Yes, I can. The remark came this morning, now that Marc is safely away certainly, that I need to pay better attention to what he does outside so their mower doesn’t get damaged.

These are, of course, the same people who refuse to allow their grandchildren to play with sidewalk chalk right outside our kitchen door—an activity that would allow me to cook and clean and keep an eye on them while they take advantage of the rare sunny days we’ve had of late. But no! Sidewalk chalk? Outside? No! If they want to play with the damnable sidewalk chalk I have to pull the car out of the garage, on the other side of the street, and let them play there. I don’t have time for that—not for loosing the time I’d have to spend over there with them while everything in the house piles up, not for the arguments that would surely follow because of the piles of unwashed dishes, laundry, and the all-stick floors. Nor do I have time for the comments that would come from the other side of the family about how that chalk would potentially ruin his wine. (This is purely conjecture on my part, but knowing the man as I do, I can certainly see this happening.)

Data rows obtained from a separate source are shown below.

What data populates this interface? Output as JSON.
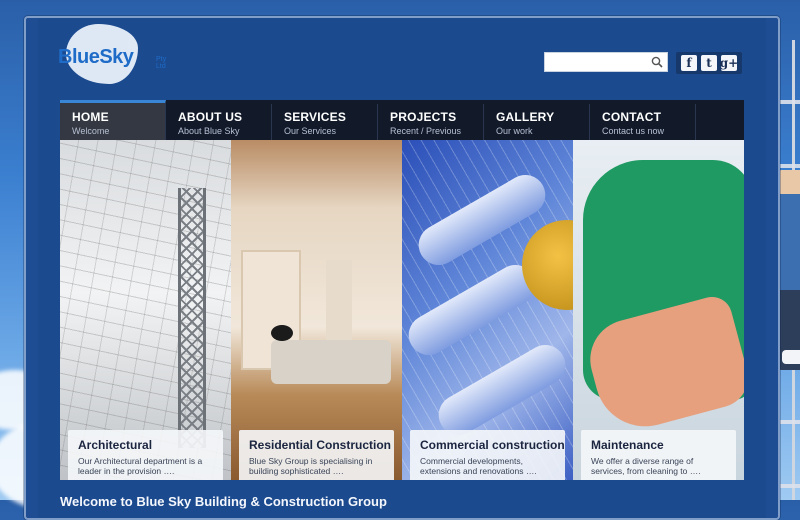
{
  "logo": {
    "brand_part1": "Blue",
    "brand_part2": "Sky",
    "suffix": "Pty Ltd"
  },
  "search": {
    "placeholder": ""
  },
  "social": [
    {
      "name": "facebook",
      "glyph": "f"
    },
    {
      "name": "twitter",
      "glyph": "t"
    },
    {
      "name": "google-plus",
      "glyph": "g+"
    }
  ],
  "nav": [
    {
      "label": "HOME",
      "sub": "Welcome",
      "active": true
    },
    {
      "label": "ABOUT US",
      "sub": "About Blue Sky"
    },
    {
      "label": "SERVICES",
      "sub": "Our Services"
    },
    {
      "label": "PROJECTS",
      "sub": "Recent / Previous"
    },
    {
      "label": "GALLERY",
      "sub": "Our work"
    },
    {
      "label": "CONTACT",
      "sub": "Contact us now"
    }
  ],
  "panels": [
    {
      "title": "Architectural",
      "desc": "Our Architectural department is a leader in the provision …."
    },
    {
      "title": "Residential Construction",
      "desc": "Blue Sky Group is specialising in building sophisticated …."
    },
    {
      "title": "Commercial construction",
      "desc": "Commercial developments, extensions and renovations …."
    },
    {
      "title": "Maintenance",
      "desc": "We offer a diverse range of services, from cleaning to …."
    }
  ],
  "welcome": "Welcome to Blue Sky Building & Construction Group",
  "colors": {
    "nav_active_accent": "#3a86d6",
    "frame": "#1f4d93"
  }
}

I could probably wax poetic about all the other problems I have living here, about the cave-like qualities of this edifice they call a house (ha!), the myriad of difficulties I have with the in-laws, the lack of space, light, air, heating, cooling, and the general grunginess of my surroundings, but we’re going to be stuck here for a while longer, possibly another two years—and that’s if everything with the shit-heap-on-the-hill goes correctly from this point on, and I cannot allow myself to get stuck on this particular example of why I will probably spend more than a few days of my life medicated to the point that my head no longer sticks to my shoulders and I drool uncontrollably, because otherwise I will spend ALL of my days medicated exactly in that way. Come January, I will have spent more of my life under this particular roof than any other roof in my entire life. It felt like I was camping in the beginning, those eight long years ago. Now, three kids later, I am beginning to understand the meaning of the word Hell.

 
posted by Doc at 15:35 | Permalink |


5 Comments:


  • At 16:19, Anonymous Anonymous

    I just want to hug you.

     
  • At 16:30, Blogger Linda

    My son and his wife just had their fourth son. Can you imagine? She doesn't do much housework that I can see but I do have to say the grandchildren are beautiful and they can use chalk on my driveway any time they want.

     
  • At 17:57, Blogger Ms Mac

    Hey, I love your kids, but if they ruin that wine.... *shakes fist*

    What is it with the in-laws and the chalk? Why ever not? Are they Swiss? I look enviously over the house across the way and their happy, smiley children chalking away outside knowing that would never go down in our town. Sad, sad, sad.

     
  • At 21:18, Blogger C.

    Ah geez, it sounds totally crap. And so familiar. I have no words of wisdom except hunker down and just keep looking at the kiddos. There are few things in life as uncomfortable/heinous/horrible then in-laws pissing you off, especially when it comes into to discussing the territory of why or why not you are happy.

     
  • At 00:38, Blogger Antipodeesse

    I wish I could say something helpful. We still have to get drunk together.